At Erector Square for the third and final weekend of Artspace’s annual “City Wide Open Studios,” artist Martha Willette Lewis constructed a rudimentary planetarium in the office of the former factory’s owner, A.C. Gilbert, inventor of the Erector Set train toy.
In a nice coincidence keeping with CWOS’s theme of “dwellings” this year, Dr. Gilbert had entrusted his office’s design to the same architect who drew up his house plans.
But now the office was Lewis’s. Her installation, “Method of Loci,” crowned the exhibitions that sprung up throughout the labyrinthine Erector Square for CWOS this past weekend.
“I like the sense of everyone being lost” in Erector Square’s twisting space, Lewis said, as visitors filed through to see her work. The artist has had a studio in the former factory since 2007 and has long been fascinated with the building’s — and Gilbert’s — history. The factory at one point manufactured electric transformers for train engines, she noted. Meanwhile, in addition to inventing the Erector Set, Gilbert was a magician, a doctor, an Olympic athlete, and a big game hunter. Lewis insisted he maintains a very strong presence.
“Method of Loci,” inspired by a mélange of shamanistic traditions, occupied the office’s central axis. The hut takes after the kivas of the Hopi, which were entry points into the fourth world, the home of the spirits. Lewis invited visitors to enter the meditative space and view the stars inside for themselves.
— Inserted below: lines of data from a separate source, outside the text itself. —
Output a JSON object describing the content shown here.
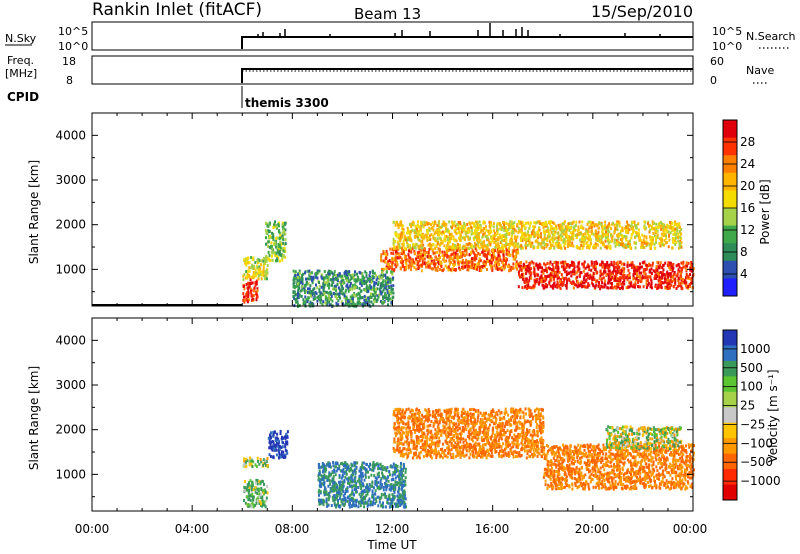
{
  "header": {
    "station": "Rankin Inlet (fitACF)",
    "beam": "Beam 13",
    "date": "15/Sep/2010"
  },
  "panels": {
    "nsky": {
      "left_label": "N.Sky",
      "right_label": "N.Search",
      "left_ticks": [
        "10^5",
        "10^0"
      ],
      "right_ticks": [
        "10^5",
        "10^0"
      ]
    },
    "freq": {
      "left_label_line1": "Freq.",
      "left_label_line2": "[MHz]",
      "right_label": "Nave",
      "left_ticks": [
        "18",
        "8"
      ],
      "right_ticks": [
        "60",
        "0"
      ]
    },
    "cpid": {
      "label": "CPID",
      "program": "themis 3300"
    }
  },
  "axes": {
    "ylabel": "Slant Range [km]",
    "yticks": [
      "1000",
      "2000",
      "3000",
      "4000"
    ],
    "xlabel": "Time UT",
    "xticks": [
      "00:00",
      "04:00",
      "08:00",
      "12:00",
      "16:00",
      "20:00",
      "00:00"
    ]
  },
  "colorbars": {
    "power": {
      "label": "Power [dB]",
      "ticks": [
        "28",
        "24",
        "20",
        "16",
        "12",
        "8",
        "4"
      ],
      "colors": [
        "#e0000b",
        "#ff3300",
        "#ff8000",
        "#ffb400",
        "#f5dc00",
        "#a6d24a",
        "#3fa84a",
        "#2d8c5a",
        "#2c4fb0",
        "#1f1fff"
      ]
    },
    "velocity": {
      "label": "Velocity [m s⁻¹]",
      "ticks": [
        "1000",
        "500",
        "100",
        "25",
        "−25",
        "−100",
        "−500",
        "−1000"
      ],
      "colors": [
        "#2337b4",
        "#2f6fc0",
        "#3a9a5a",
        "#5cc632",
        "#a6d24a",
        "#c8c8c8",
        "#ffc400",
        "#ff9900",
        "#ff6600",
        "#ff2a00",
        "#e00000"
      ]
    }
  },
  "chart_data": [
    {
      "type": "heatmap",
      "title": "Power [dB]",
      "xlabel": "Time UT",
      "ylabel": "Slant Range [km]",
      "xlim": [
        "00:00",
        "24:00"
      ],
      "ylim": [
        180,
        4500
      ],
      "zlim": [
        0,
        30
      ],
      "regions": [
        {
          "t0": 6.0,
          "t1": 6.6,
          "r0": 300,
          "r1": 800,
          "value": 28
        },
        {
          "t0": 6.0,
          "t1": 7.0,
          "r0": 800,
          "r1": 1300,
          "value": 16
        },
        {
          "t0": 6.9,
          "t1": 7.7,
          "r0": 1200,
          "r1": 2100,
          "value": 12
        },
        {
          "t0": 11.5,
          "t1": 17.0,
          "r0": 1000,
          "r1": 1500,
          "value": 24
        },
        {
          "t0": 12.0,
          "t1": 23.5,
          "r0": 1500,
          "r1": 2100,
          "value": 18
        },
        {
          "t0": 17.0,
          "t1": 24.0,
          "r0": 600,
          "r1": 1200,
          "value": 28
        },
        {
          "t0": 8.0,
          "t1": 12.0,
          "r0": 200,
          "r1": 1000,
          "value": 8
        }
      ]
    },
    {
      "type": "heatmap",
      "title": "Velocity [m s⁻¹]",
      "xlabel": "Time UT",
      "ylabel": "Slant Range [km]",
      "xlim": [
        "00:00",
        "24:00"
      ],
      "ylim": [
        180,
        4500
      ],
      "zlim": [
        -1000,
        1000
      ],
      "regions": [
        {
          "t0": 6.0,
          "t1": 7.0,
          "r0": 300,
          "r1": 900,
          "value": 100
        },
        {
          "t0": 6.0,
          "t1": 7.0,
          "r0": 1200,
          "r1": 1400,
          "value": 0
        },
        {
          "t0": 7.0,
          "t1": 7.8,
          "r0": 1400,
          "r1": 2000,
          "value": 800
        },
        {
          "t0": 9.0,
          "t1": 12.5,
          "r0": 300,
          "r1": 1300,
          "value": 300
        },
        {
          "t0": 12.0,
          "t1": 18.0,
          "r0": 1400,
          "r1": 2500,
          "value": -300
        },
        {
          "t0": 18.0,
          "t1": 24.0,
          "r0": 700,
          "r1": 1700,
          "value": -300
        },
        {
          "t0": 20.5,
          "t1": 23.5,
          "r0": 1600,
          "r1": 2100,
          "value": 0
        }
      ]
    }
  ]
}
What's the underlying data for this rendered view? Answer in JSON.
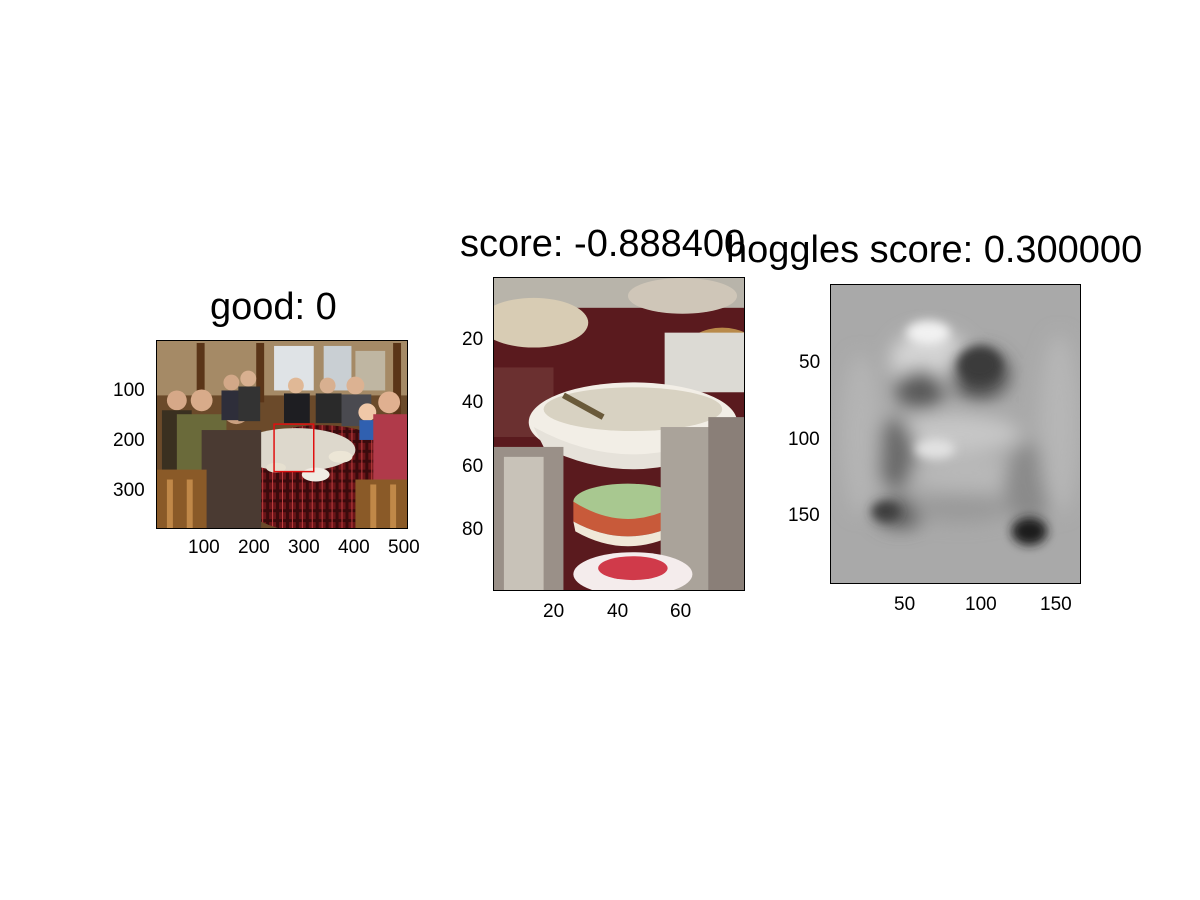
{
  "panels": [
    {
      "title": "good: 0",
      "image_content": "photo-of-family-at-dinner-table",
      "box_color": "#e01010",
      "xticks": [
        "100",
        "200",
        "300",
        "400",
        "500"
      ],
      "yticks": [
        "100",
        "200",
        "300"
      ]
    },
    {
      "title": "score: -0.888400",
      "image_content": "crop-of-table-with-bowls",
      "xticks": [
        "20",
        "40",
        "60"
      ],
      "yticks": [
        "20",
        "40",
        "60",
        "80"
      ]
    },
    {
      "title": "hoggles score: 0.300000",
      "image_content": "grayscale-hoggles-visualization",
      "xticks": [
        "50",
        "100",
        "150"
      ],
      "yticks": [
        "50",
        "100",
        "150"
      ]
    }
  ]
}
In a nod to the building’s past, she used parts from an Erector Set to finish her project.
The dome itself functioned as a kind of memory palace, invoking womb, sky, and cellular memory at once. The skyscape inside was inspired by the stick charts of the Marshall Islands, abstract maps of currents and islands made with shells and sticks. Entering the structure, the viewer became yet another layer in this Russian Doll set of dwellings. “Method of Loci” reminded us how illusory some boundaries — say, between us and distant suns — really can be. Invoking Carl Sagan, Lewis said, “we are the stuff of stars.”
Another local artist, Jan Cunningham, explained that she had recently invited the arcs of circles and ellipses back into her life and work. “Time creates space,” she said. Her charcoal drawings echoed themselves.
Earthbound
Jacqueline Jones, on the other hand, paints stunning oils of coastal New England. If Stony Creek Brewery did oil paintings instead of beer, they would resemble Jones’s art.
In “Carpe Diem.” the elements swarm in full riot, a call for environmentalism. Her work often suggests nostalgic, dreamlike memories of childhood, even as she draws from Baroque art and luminous landscape painters.
“Whatever the subject matter, I’m energized by the way light reveals essence and form,” Jones said.
Her award-winning landscapes are drawn from life, and she uses photo reference for character work. Often family members send her pictures to incorporate. Her brother, an area fisherman, sends photographs of his catches.
Personal symbolism plays heavily into Jones’s work as well. “Things all mean something to me, even if it’s something else to the viewer,” she said.